问题描述
我们知道,某些Python的数据结构使用哈希表来存储set
或dictionary
之类的项目.因此,这些对象中没有顺序.但似乎,对于某些数字序列而言,这是不正确的.
As we know, Some of Python's data structures use hash tables for storing items like set
or dictionary
. So there is no order in these objects. But it seems that, for some sequences of numbers that's not true.
例如,请考虑以下示例:
For example consider the following examples :
>>> set([7,2,5,3,6])
set([2, 3, 5, 6, 7])
>>> set([4,5,3,0,1,2])
set([0, 1, 2, 3, 4, 5])
但是,如果我们进行一些小的更改,则无法排序:
But it isn't sorted if we make a small change :
>>> set([8,2,5,3,6])
set([8, 2, 3, 5, 6])
所以问题是:Python的哈希函数如何在整数序列上工作?
So the question is: How does Python's hash function work on integer sequences?
推荐答案
尽管SO中有很多关于hash
及其顺序的问题,但是没有人解释哈希函数的算法.
Although there are a lot of questions in SO about hash
and its order,but no one of them explains the algorithm of hash function.
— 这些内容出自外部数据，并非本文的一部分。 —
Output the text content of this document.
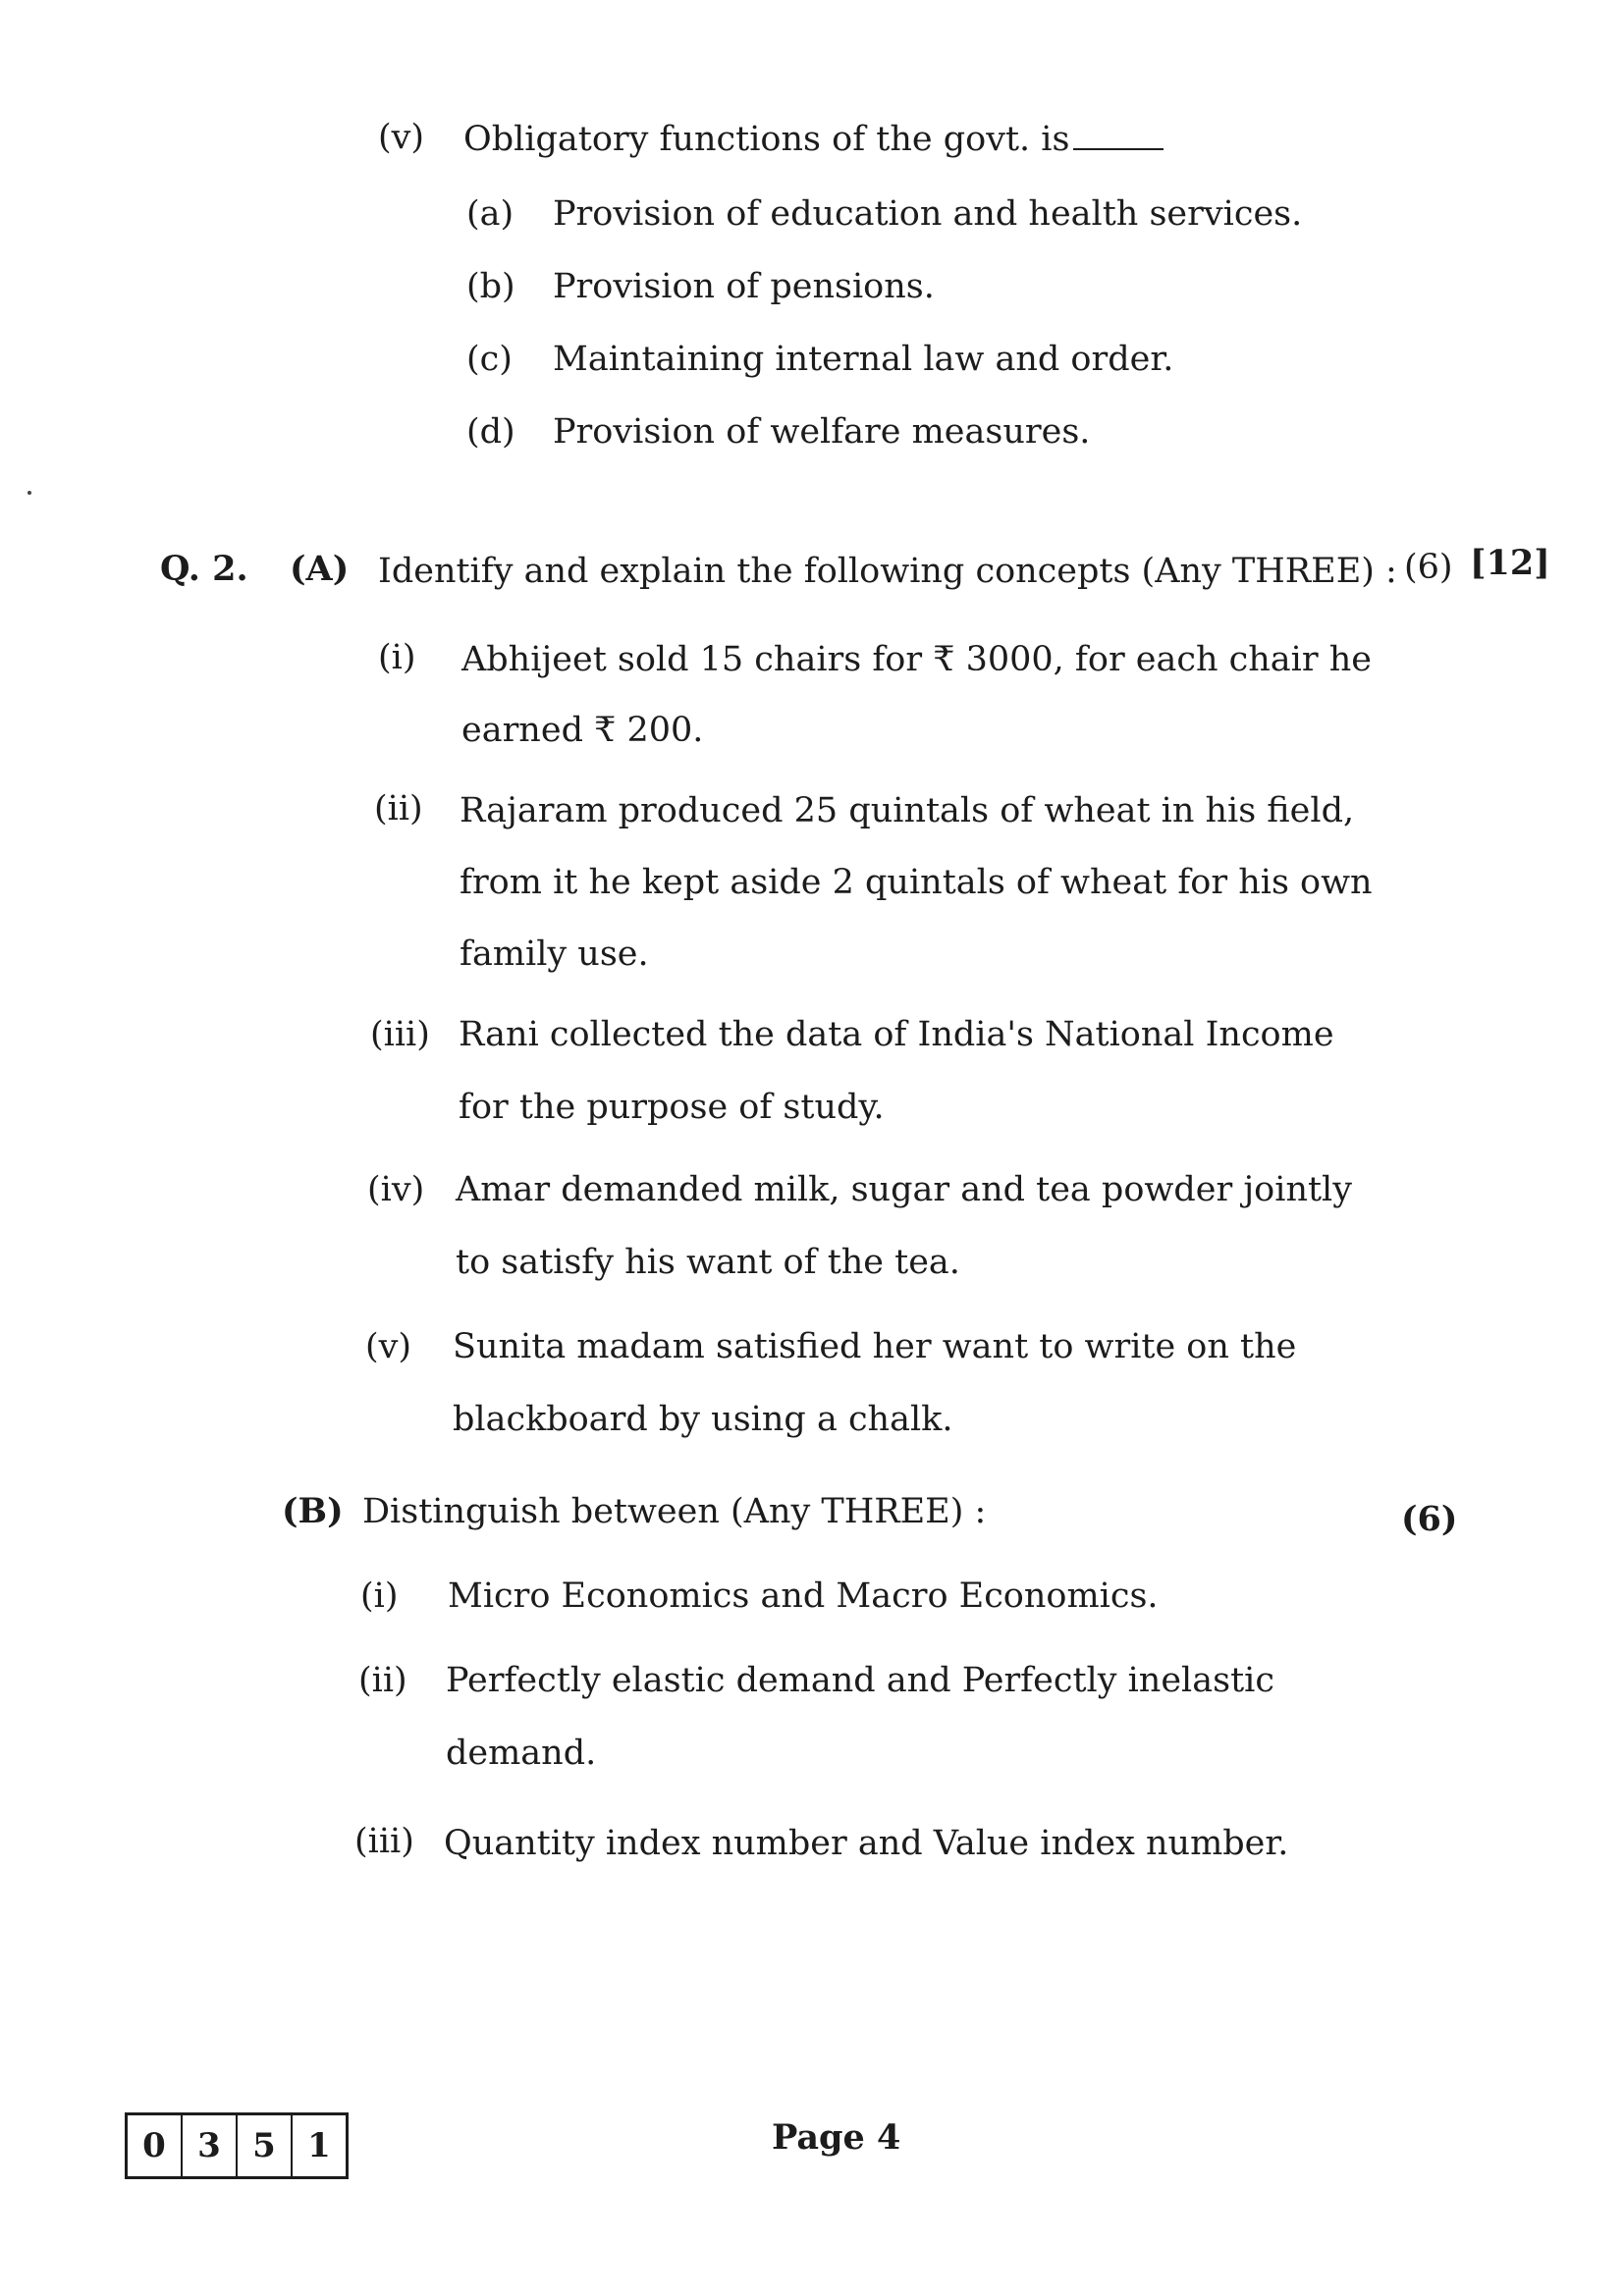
(v) Obligatory functions of the govt. is
(a) Provision of education and health services.
(b) Provision of pensions.
(c) Maintaining internal law and order.
(d) Provision of welfare measures.
Q. 2. (A) Identify and explain the following concepts (Any THREE) : (6) [12]
(i) Abhijeet sold 15 chairs for ₹ 3000, for each chair he
earned ₹ 200.
(ii) Rajaram produced 25 quintals of wheat in his field,
from it he kept aside 2 quintals of wheat for his own
family use.
(iii) Rani collected the data of India's National Income
for the purpose of study.
(iv) Amar demanded milk, sugar and tea powder jointly
to satisfy his want of the tea.
(v) Sunita madam satisfied her want to write on the
blackboard by using a chalk.
(B) Distinguish between (Any THREE) :	(6)
(i) Micro Economics and Macro Economics.
(ii) Perfectly elastic demand and Perfectly inelastic
demand.
(iii) Quantity index number and Value index number.
0 3 5 1	Page 4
所以您在这里需要知道的是python如何计算哈希表中的索引.
So all you need here is know that how python calculate the indices in hash table.
如果您通过 hashtable.c
在CPython源代码中的文件中,您会在_Py_hashtable_set
函数中看到以下几行内容,该行显示了python计算哈希表键索引的方式:
If you go through the hashtable.c
file in CPython source code you'll see the following lines in _Py_hashtable_set
function which shows the way python calculate the index of hash table keys :
key_hash = ht->hash_func(key);
index = key_hash & (ht->num_buckets - 1);
因此,因为整数的哈希值是整数本身*(-1除外),所以索引基于数据结构的数目和长度(ht->num_buckets - 1
),并且它是按位计算的,且介于和号码.
So as the hash value of integers is the integer itself * (except for -1) the index is based on the number and the length of your data structure (ht->num_buckets - 1
) and it calculated with Bitwise-and between (ht->num_buckets - 1)
and the number.
现在考虑下面的示例,其中set
使用哈希表:
Now consider the following example with set
that use hash-table :
>>> set([0,1919,2000,3,45,33,333,5])
set([0, 33, 3, 5, 45, 333, 2000, 1919])
对于数字33
,我们有:
33 & (ht->num_buckets - 1) = 1
实际上是:
'0b100001' & '0b111'= '0b1' # 1 the index of 33
注意在这种情况下,(ht->num_buckets - 1)
是8-1=7
或0b111
.
Note in this case (ht->num_buckets - 1)
is 8-1=7
or 0b111
.
对于1919
:
'0b11101111111' & '0b111' = '0b111' # 7 the index of 1919
对于333
:
'0b101001101' & '0b111' = '0b101' # 5 the index of 333
以及上述示例:
>>> set([8,2,5,3,6])
set([8, 2, 3, 5, 6])
'0b1000' & '0b100'='0b0' # for 8
'0b110' & '0b100'='0b100' # for 8
这篇关于Python的哈希函数顺序背后的逻辑是什么?的文章就介绍到这了,希望我们推荐的答案对大家有所帮助,也希望大家多多支持!